Yes, we’ve heard people say that this could be bigger than Watergate, but the truth is that we are getting into events that seem surreal because there simply are not any strongly legitimate historical parallels. The Watergate break-in occurred before the 1972 election and clouded it somewhat, but it was only after Nixon’s landslide victory (which was a true landslide) that the investigations destroyed his presidency. Might that happen again? If so, the connection to Watergate would become stronger, although at this point we don’t have anyone accusing Trump of trying to cover anything up or being involved in the plot.  Yet I think Carl Bernstein’s comment that Trump has a “bigger disdain for the truth” than did Nixon (he would know) is a legit assertion.

Because this is all so uncharted, we are living through a series of events that as a historian I find extremely fascinating. Don’t you? Oh, and lets throw in that the president-elect wants to continue producing a reality TV show while in office (which even Newt said was “weird,”) and seems to enjoy poking China with a stick even before getting inaugurated. He also doesn’t need daily intelligence briefings, because he is “like, a smart person.” (He should look into the Kennedy administration’s history to see how daily briefings prevented a nuclear war). AND, we have this victory lap thing he is doing, which no president-elect has done before. The man has participated in more of these post-election gloating events than he has intelligence briefings! (That is a fact, look it up).  I defy you to give me a legit historical parallel in our history for all this.

All I can say is to keep watching and take notes. If the Hamilton Electors movement is successful at getting this thing thrown to the House of Representatives (which I think is their most realistic hope), we will have some historical parallels again, but not with these kinds of issues swirling around. Russia helping to determine our election? I mean that is beyond anything that happened in the Cold War.

Oh, and by the way, let’s stop referring to the Hamilton Electors  as “faithless electors.” I agree with Geoffrey R. Stone, Distinguished Professor of Law at Chicago University, when he asserts in Time that if they deny Trump the presidency, that would actually be “faithful” to the whole reason for the Electoral College in the first place (and to their country). If somehow this actually happens (it is still a major long-shot), won’t it be fun to watch those that advocate for strict interpretation of the Constitution and “original intent” try to criticize the Electoral College for actually serving the function for which it was originally intended in the Constitution? We would also see Trump criticize the Electoral College for subverting his election, when in fact without it he would not be the president-elect in the first place. Crazy.

The best that history can do right now is reveal how much Trump is acting in ways different than anything we have seen before (such as his dealing with China and Taiwan). One angle that I found particularly interesting to consider is that Trump is breaking with traditions established by George Washington in creating his cabinet.
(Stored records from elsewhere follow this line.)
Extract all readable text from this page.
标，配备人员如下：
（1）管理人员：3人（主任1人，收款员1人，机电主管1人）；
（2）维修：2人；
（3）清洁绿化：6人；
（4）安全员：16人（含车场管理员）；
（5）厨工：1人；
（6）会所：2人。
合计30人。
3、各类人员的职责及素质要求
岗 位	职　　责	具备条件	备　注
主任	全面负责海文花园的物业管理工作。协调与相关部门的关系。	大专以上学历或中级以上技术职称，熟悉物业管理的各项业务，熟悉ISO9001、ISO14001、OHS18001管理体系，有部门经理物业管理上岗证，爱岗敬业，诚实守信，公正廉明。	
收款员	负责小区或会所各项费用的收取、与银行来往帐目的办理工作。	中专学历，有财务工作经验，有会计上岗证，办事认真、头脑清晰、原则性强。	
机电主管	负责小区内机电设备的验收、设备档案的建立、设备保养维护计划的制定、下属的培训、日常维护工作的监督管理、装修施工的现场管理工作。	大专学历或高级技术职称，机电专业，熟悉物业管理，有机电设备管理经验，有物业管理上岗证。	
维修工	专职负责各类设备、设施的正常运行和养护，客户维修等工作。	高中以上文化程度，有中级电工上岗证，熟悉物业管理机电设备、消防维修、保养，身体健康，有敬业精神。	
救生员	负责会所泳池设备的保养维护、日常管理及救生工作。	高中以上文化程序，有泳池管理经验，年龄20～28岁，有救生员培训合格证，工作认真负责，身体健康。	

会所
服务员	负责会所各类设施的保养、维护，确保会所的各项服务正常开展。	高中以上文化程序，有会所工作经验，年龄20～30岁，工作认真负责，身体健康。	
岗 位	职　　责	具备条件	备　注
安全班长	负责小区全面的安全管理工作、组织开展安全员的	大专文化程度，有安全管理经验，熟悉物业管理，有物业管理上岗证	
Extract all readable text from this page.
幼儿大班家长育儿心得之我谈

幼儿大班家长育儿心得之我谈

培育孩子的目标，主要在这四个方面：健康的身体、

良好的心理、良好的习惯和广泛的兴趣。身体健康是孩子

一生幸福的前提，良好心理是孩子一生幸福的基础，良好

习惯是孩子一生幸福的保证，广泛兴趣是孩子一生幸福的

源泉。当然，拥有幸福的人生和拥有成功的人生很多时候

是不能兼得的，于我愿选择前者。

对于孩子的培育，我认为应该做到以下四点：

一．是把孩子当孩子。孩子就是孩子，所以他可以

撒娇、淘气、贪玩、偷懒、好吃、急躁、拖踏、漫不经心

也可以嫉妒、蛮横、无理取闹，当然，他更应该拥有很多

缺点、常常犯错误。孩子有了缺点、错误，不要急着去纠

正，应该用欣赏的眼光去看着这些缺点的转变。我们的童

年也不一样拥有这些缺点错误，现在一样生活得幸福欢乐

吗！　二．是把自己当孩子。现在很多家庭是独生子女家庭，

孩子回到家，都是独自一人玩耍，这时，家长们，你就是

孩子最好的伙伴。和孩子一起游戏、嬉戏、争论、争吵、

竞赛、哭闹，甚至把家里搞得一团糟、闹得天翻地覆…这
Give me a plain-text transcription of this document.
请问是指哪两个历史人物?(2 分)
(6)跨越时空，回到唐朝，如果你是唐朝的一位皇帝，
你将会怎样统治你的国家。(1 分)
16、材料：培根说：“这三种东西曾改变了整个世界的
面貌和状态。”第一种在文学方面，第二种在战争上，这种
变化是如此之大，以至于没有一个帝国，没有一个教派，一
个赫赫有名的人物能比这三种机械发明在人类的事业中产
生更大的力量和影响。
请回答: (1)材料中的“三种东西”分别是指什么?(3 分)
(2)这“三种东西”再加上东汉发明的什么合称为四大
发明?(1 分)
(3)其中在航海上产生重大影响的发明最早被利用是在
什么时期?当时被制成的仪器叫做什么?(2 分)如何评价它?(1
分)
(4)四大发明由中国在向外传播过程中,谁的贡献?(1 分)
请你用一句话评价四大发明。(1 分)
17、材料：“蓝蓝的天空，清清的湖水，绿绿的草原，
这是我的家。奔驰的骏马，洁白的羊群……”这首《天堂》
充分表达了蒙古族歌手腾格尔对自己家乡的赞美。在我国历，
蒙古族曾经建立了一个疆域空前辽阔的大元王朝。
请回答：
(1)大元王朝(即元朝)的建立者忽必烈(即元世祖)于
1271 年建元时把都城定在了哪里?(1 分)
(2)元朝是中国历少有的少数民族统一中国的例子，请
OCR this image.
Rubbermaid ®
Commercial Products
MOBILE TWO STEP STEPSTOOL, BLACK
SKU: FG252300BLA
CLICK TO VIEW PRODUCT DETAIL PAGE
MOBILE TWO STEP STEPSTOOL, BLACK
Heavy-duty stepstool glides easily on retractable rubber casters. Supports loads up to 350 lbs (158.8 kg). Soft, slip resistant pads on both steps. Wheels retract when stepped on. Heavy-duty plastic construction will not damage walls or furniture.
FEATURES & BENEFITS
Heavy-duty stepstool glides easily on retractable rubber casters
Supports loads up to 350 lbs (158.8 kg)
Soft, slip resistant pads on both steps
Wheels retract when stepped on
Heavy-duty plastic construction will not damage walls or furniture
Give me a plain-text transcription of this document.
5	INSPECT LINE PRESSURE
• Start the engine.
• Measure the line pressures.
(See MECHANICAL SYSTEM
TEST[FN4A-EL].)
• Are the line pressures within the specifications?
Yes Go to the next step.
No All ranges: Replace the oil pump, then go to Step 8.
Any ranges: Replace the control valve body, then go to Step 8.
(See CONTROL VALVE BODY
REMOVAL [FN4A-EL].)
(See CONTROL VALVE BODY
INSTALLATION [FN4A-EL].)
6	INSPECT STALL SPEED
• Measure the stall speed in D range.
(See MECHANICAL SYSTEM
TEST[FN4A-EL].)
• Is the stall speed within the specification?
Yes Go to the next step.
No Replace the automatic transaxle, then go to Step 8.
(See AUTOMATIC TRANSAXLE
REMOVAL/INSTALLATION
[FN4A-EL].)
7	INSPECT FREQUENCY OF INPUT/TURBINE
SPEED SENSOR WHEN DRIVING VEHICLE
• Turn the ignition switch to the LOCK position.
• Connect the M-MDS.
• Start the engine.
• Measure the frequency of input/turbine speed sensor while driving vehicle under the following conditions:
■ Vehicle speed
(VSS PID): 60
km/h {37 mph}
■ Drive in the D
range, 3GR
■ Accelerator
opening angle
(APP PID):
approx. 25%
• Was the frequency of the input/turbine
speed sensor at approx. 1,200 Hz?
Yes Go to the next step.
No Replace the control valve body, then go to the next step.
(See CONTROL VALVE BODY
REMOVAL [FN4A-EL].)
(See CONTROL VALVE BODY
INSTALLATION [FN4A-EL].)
While putting together what would be the wealthiest executive department heads in history, Trump has shown little interest in diversifying his appointments in ways that would help smooth over political divisions and tensions, and in fact, is only exacerbating them.

Lastly, in response to all the Russia news, Trump and his surrogates have been going around saying that he won in an electoral college landslide that is “historic.” Um, no. Not so much. His electoral college victory actually ranks as the 46th largest out of 58 presidential elections. What is historic is the size of his popular vote loss despite the electoral college win.  At 2.8 million votes, Trump’s deficit is by far the largest for any candidate who won the Electoral College and lost the popular vote. So he’s got that going for him.